In diesem Bereich fallen alle Wesen ihren niederen Instinkten zum Opfer. Sterbliche beginnen Krawalle, plündern, brandschatzen und ergehen sich in Ausbrüchen nackter Gewalt. Kainiten verfallen in Raserei und trinken alles leer, was sie zwischen die Zähne bekommen. So kann eine ganze Stadt vorübergehend dem Wahnsinn verfallen. Die Auswirkungen der Amokwelle
verschwinden beim nächsten Sonnenaufgang.

Jeder, der sich in den Radius des Effekts begibt (das Zentrum ist der Ort, an dem er angewandt wurde, nicht der Anwender), fällt ihm zum Opfer. Doch die Gewalt, die diese Kraft ausgelöst hat, kann aus eigenem Antrieb noch viel mehr Wellen schlagen – und viel länger anhalten –, als die Kraft selbst es erzwingen kann.

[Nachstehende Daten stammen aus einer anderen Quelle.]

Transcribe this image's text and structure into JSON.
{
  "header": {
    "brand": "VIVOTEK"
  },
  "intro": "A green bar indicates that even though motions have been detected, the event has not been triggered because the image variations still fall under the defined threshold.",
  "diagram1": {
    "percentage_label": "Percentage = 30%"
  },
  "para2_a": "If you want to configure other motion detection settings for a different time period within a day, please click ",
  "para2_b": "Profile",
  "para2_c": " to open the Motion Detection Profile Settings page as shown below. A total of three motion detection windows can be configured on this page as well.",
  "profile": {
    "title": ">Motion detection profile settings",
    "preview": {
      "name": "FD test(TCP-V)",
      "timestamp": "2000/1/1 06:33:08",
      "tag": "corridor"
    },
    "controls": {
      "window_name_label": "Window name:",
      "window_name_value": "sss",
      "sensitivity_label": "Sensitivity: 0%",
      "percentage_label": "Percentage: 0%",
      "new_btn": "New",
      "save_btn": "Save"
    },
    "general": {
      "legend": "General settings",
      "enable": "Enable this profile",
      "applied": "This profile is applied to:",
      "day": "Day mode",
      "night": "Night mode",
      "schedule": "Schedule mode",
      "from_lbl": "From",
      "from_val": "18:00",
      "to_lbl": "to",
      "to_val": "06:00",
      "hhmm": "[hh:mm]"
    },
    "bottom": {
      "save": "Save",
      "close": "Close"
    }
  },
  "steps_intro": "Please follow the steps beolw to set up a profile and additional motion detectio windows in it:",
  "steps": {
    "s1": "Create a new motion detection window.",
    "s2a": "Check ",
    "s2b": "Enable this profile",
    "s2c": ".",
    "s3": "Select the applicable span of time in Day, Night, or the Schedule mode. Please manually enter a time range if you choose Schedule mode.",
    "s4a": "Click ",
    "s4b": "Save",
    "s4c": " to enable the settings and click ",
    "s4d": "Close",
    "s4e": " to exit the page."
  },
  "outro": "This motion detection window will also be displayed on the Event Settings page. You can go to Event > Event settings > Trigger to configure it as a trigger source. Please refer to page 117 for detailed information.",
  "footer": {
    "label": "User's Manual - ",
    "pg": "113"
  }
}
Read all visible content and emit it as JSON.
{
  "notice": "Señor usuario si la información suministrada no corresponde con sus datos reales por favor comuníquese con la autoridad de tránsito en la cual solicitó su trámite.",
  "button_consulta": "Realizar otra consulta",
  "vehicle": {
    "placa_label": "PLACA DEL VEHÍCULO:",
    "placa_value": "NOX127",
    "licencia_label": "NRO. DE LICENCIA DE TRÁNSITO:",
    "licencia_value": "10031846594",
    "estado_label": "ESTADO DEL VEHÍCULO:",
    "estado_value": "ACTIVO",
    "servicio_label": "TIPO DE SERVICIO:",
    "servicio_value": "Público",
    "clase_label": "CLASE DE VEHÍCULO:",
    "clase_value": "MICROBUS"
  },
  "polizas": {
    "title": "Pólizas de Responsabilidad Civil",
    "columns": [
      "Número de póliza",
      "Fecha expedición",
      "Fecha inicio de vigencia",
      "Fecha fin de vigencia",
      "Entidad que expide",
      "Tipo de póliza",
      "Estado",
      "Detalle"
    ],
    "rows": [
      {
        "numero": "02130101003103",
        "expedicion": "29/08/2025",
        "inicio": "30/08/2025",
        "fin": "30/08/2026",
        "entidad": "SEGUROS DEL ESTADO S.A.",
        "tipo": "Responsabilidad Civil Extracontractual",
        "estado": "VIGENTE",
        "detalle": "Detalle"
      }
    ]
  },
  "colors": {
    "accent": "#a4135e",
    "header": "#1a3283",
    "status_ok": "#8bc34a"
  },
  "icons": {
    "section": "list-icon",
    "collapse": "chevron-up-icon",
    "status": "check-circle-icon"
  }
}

Opfer einer Amokwelle können sich mit Würfen auf Selbstbeherrschung/Instinkt wehren (die Schwierigkeit entspricht dem permanenten Willenskraftwert des Anwenders des Irrsinns); jeder Erfolg bringt 1 Stunde geistiger Klarheit, die die meisten klugen Personen nutzen, um den Einflussbereich der Kraft zu verlassen (wenn man sich aus dem „Detonationsradius“ entfernt, bricht das den Einfluss der Kraft). Die Quelle einer Amokwelle lässt sich von Charakteren, die zum Zeitpunkt ihres Ausbruchs Geschärfte Sinne oder eine vergleichbare Kraft einsetzen, ausmachen; das gelingt automatisch und erfordert keinen Wurf. Doch man weiß dann immer noch nicht, was wirklich passiert ist – der Beobachter „spürt“ nur, wie eine gewaltige psychische Schockwelle von dem Charakter ausgeht, der die Kraft einsetzt.